AQIM has taken advantage of poverty and weak central governments to win local support in the Sahel region. The area’s vast plains and porous borders complicate counter-terrorism operations, writes Dalia Ghanem-Yazbeck, a resident scholar at the Carnegie Middle East Center in Lebanon, in an analysis of Jihadism in the Sahel.

Kinship links further cement this relationship. Top AQIM leaders have spent a decade forming relationships and even intermarrying with locals.

“Today AQIM is rooted in the social and economic fabric of many Sahelian communities and tribes,” writes Dr. Ghanem-Yazbeck.

The Pentagon also believes that this is an area where ISIS has an aspiration to increase its presence in Africa. Dunford said that is something the US is watching carefully. It is premature to speak about increased troop levels or other expanded resources in the region, he added Monday.

“We are dealing with a global challenge,” said the nation’s top military commander.

That said, it wouldn’t be a matter of routine that the US suffers casualties in these operations, according to the Pentagon. It remains unclear exactly what happened Oct. 4 near the village of Tongo Tongo in western Niger, near the border with Mali.

Officials aren’t sure if the mission changed during the group’s visit to the village to meet local leaders, or if intelligence was faulty, or why one of the Green Berets, Sgt. La David Johnson, became separated from the main group.

As the ambush shows, the danger from these extremist groups is real, says Dr. Seay of Colby College.
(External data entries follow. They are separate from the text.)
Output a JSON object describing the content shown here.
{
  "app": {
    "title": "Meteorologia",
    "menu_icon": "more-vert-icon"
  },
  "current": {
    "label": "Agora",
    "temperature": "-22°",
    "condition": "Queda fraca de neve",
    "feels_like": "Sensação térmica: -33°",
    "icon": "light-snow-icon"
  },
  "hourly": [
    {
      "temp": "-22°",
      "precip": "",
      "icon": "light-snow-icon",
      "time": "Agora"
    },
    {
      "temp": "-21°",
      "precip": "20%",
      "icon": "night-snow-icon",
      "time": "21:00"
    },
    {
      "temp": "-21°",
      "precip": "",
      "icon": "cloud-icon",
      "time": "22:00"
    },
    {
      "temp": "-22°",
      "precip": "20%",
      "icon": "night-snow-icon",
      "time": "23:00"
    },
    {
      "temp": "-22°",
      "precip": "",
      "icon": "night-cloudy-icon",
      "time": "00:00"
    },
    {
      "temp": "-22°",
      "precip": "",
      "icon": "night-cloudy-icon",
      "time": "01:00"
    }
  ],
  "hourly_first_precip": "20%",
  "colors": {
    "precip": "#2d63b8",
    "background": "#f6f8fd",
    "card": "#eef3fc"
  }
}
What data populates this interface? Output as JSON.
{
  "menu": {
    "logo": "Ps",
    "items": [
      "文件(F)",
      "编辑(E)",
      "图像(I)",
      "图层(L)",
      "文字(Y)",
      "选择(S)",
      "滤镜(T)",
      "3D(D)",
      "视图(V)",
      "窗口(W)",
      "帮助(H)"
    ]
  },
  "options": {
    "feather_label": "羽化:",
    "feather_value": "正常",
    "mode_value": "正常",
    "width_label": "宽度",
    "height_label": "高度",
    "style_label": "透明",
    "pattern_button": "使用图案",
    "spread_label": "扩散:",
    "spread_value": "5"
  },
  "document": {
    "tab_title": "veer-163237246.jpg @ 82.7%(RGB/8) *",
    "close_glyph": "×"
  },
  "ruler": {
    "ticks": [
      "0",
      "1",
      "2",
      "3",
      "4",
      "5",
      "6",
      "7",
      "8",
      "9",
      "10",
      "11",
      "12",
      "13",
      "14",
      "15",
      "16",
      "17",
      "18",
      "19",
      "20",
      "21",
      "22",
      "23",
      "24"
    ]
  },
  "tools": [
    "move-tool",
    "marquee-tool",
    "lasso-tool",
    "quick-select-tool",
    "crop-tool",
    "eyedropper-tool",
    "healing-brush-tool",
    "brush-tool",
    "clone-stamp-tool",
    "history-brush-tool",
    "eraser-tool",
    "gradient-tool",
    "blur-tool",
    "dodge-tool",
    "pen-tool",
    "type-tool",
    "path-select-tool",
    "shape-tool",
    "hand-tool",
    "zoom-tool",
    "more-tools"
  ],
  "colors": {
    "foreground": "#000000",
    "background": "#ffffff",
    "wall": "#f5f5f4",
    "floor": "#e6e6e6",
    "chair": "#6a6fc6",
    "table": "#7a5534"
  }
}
“People in the area suffer greatly under these extremist groups,” she says.

But it is unclear if the presence of Green Berets at this meeting represents a type of mission creep, she says. In general, US operations in the Sahel and Africa generally are taking place under strategies put in place years ago, and directed under the auspices of a congressional Authorization for the Use of Military Force Against Terrorists passed in 2001.

A US pullout might be devastating to the area, given the relatively weak capabilities of Niger’s forces, Seay says. But is it in the US interest to continue a military presence in a place where unrest is at times driven by local political grievances as much as religious extremism?

Perhaps it is. Perhaps it isn’t.

“That is a discussion that is not happening,” she says.

A more direct US military role in the region involving use of preemptive force against groups judged to be extremists could be counterproductive, adds Jennifer G. Cooke, director of the Africa Program at the Center for Strategic and International Studies.

The groups at issue are extremely fluid, she says. They arise out of local conflicts and competition as much as, if not more than, radical impulses and connections.

US bombs might thus make things worse. A recent United Nations study reached that conclusion, says Ms. Cooke.

“Military responses may be one of the key drivers of radicalization in a place that is extremely fragile and there are not a lot of economic opportunities,” she says. “There are a lot of other things the US could be doing.”